The worst-case scenario in the event of the deal collapsing could see Iran leave the nuclear Non-Proliferation Treaty, potentially casting the Middle East into a new crisis, said the official, who dismissed any possibility of new negotiations unless the JCPOA is saved. Conservative hardliners in Tehran, who all along said Iranian President Hassan Rouhani was naïve to trust the U.S., have been emboldened by Trump’s move.

Friday’s meeting chaired by the EU in Palais Coburg -- the same Austrian landmark where the JCPOA was sealed in July 2015 -- isn’t expected to yield concrete decisions. It will instead kick off intensive rounds of “shuttle diplomacy” in the weeks before U.S. sanctions resume, according to Ellie Geranmayeh, a senior fellow at the European Council on Foreign Relations.
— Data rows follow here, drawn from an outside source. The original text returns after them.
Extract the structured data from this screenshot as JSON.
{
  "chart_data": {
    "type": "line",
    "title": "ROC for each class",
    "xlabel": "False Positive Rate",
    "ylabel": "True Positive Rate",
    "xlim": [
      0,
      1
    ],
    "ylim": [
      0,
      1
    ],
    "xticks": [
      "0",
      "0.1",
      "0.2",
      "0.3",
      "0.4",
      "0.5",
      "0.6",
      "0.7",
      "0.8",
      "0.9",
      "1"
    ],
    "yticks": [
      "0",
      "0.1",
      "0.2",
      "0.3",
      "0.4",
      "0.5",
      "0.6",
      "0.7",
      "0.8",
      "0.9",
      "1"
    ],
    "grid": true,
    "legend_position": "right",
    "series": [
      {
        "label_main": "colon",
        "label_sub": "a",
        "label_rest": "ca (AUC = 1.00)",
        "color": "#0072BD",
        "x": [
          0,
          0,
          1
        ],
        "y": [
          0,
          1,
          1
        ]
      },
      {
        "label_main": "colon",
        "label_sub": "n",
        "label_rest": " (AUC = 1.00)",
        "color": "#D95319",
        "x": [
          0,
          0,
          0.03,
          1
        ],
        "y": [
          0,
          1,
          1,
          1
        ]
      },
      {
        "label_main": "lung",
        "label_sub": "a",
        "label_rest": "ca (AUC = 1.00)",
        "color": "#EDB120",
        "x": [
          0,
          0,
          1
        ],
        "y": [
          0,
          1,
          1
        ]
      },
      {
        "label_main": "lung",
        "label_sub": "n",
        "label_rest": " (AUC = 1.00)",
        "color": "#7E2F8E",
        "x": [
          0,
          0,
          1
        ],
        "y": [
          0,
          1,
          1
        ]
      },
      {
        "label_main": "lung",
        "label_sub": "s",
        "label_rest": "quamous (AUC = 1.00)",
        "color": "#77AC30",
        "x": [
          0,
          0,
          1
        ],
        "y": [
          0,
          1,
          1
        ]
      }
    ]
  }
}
         U.S. Sanctions Return in Two Stages

August 6

November 4

  • Iran restrictions on dollar purchases
  • Sanctions on oil-related transactions
  • Sanctions on gold, precious metal trades
  • Sanctions on transactions with Iran Central Bank
  • Sanctions on supply of graphite, aluminum and industrial software
  • Sanctions on supply of specialized financial messaging software
  • Sanctions  on automotive sector
  • Sanctions on underwriting  and insurance services
  • Sanctions on purchase, facilitation of Iranian debt
  • Sanctions on energy sector
Source: White & Case; Note that list isn’t comprehensive

Proposals to allow European finance to bypass American sanctions have been met with skepticism by EU states, which are also trying to negotiate trade disputes with the Trump administration that could threaten U.S. exports worth more than $435 billion. By comparison, Iran is the bloc’s 66th biggest trading partner with less than $24 billion of goods exchanging hands, according to data compiled by Bloomberg.

A critical tool the EU may be able to influence is the Brussels-based Society for Worldwide Interbank Financial Telecommunication, or SWIFT messaging service, used by banks to verify international transactions. Isolating Iranian banks from SWIFT in 2012 was key in the run-up to the nuclear negotiations that yielded the deal.

“There’s going to be a lot of discussions about SWIFT,” Geranmayeh said. “SWIFT is critical.”

Iran believes it’s within the EU’s power to ensure SWIFT remains accessible to Iranian banks since it’s domiciled in Brussels and majority-owned by European institutions, according to the official.